The State University of Milan, founded in 1923, is the largest public university in the city, with approximately 60,000 enrolled students and a teaching staff of 2,500 professors (6th largest in Italy). Notable alumni include the 2003 Nobel Prize winner for Physics Riccardo Giacconi, and the 1974 Fields medalist, Enrico Bombieri.
Bocconi University is a private management and finance school established in 1902, that offers undergraduate, graduate and PhD education fields of economics, management, finance, law, political science and public administration.

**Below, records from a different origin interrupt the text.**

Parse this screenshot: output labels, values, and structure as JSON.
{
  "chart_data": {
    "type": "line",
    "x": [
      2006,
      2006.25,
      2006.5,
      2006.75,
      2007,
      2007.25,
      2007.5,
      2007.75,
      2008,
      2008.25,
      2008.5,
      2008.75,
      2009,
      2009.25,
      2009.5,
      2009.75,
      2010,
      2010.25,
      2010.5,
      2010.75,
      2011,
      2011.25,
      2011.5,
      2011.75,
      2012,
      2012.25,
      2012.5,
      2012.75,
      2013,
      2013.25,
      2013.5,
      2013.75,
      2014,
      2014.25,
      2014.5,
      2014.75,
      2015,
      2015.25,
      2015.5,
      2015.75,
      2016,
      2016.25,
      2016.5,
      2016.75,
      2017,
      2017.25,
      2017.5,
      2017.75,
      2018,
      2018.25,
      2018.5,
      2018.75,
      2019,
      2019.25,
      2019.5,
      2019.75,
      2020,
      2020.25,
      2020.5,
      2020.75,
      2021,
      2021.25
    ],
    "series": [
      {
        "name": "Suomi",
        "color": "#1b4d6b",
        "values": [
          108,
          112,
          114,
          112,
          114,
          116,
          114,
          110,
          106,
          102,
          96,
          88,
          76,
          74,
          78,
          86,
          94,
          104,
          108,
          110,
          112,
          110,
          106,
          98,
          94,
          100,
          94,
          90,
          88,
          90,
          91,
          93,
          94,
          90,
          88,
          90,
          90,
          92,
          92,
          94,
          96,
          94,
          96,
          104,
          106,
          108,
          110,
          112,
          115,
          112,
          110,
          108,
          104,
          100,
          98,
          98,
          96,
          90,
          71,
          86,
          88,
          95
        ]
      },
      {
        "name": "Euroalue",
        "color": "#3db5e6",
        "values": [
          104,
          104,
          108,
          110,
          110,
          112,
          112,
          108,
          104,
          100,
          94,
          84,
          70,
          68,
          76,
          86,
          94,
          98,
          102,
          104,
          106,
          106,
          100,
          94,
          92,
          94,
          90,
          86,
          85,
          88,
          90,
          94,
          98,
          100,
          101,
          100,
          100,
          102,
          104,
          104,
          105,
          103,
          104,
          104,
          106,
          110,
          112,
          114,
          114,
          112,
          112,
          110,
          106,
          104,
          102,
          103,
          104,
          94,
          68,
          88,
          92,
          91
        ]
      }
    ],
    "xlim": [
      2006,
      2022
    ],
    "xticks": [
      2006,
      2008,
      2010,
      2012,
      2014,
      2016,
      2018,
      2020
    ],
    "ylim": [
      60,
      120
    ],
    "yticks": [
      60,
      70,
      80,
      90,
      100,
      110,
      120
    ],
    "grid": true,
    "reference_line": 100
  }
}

According to QS, in 2018 it has ranked in the top 10 economic schools in the world in the subjects “Finance Master” and “Business & Management Studies”.
Other notable academic institutions include the Università Cattolica del Sacro Cuore, (the largest Catholic university in the world with 42,000 enrolled students), the University of Milan Bicocca (a multidisciplinary university founded in 1998 attended by more than 30,000 students), the IULM University of Milan, (with a focus in marketing, ICT, tourism and fashion), the Università Vita Salute San Raffaele, (a medical university linked to the San Raffaele hospital), and the Accademia di Belle Arti di Brera (“academy of fine arts of Brera”), founded in 1776 by Empress Maria Theresa of Austria and considered today one of the most distinguished fine art schools in Europe.
Milan also hosts various research institutes, such as the Center for Nano Science and Technology and the Center for Genomic Science (both belonging to the Italian Institute of Technology, IIT ), a section of the National Institute of Nuclear Physics (INFN), and 16 sections of National Research Council (CNR). In addition, Milan will be home of the Human Technopole project, consisting in a groundbreaking infrastructure of 30000 squared meters cross-disciplinary laboratories (1500 employed expected) focused on the Life Sciences.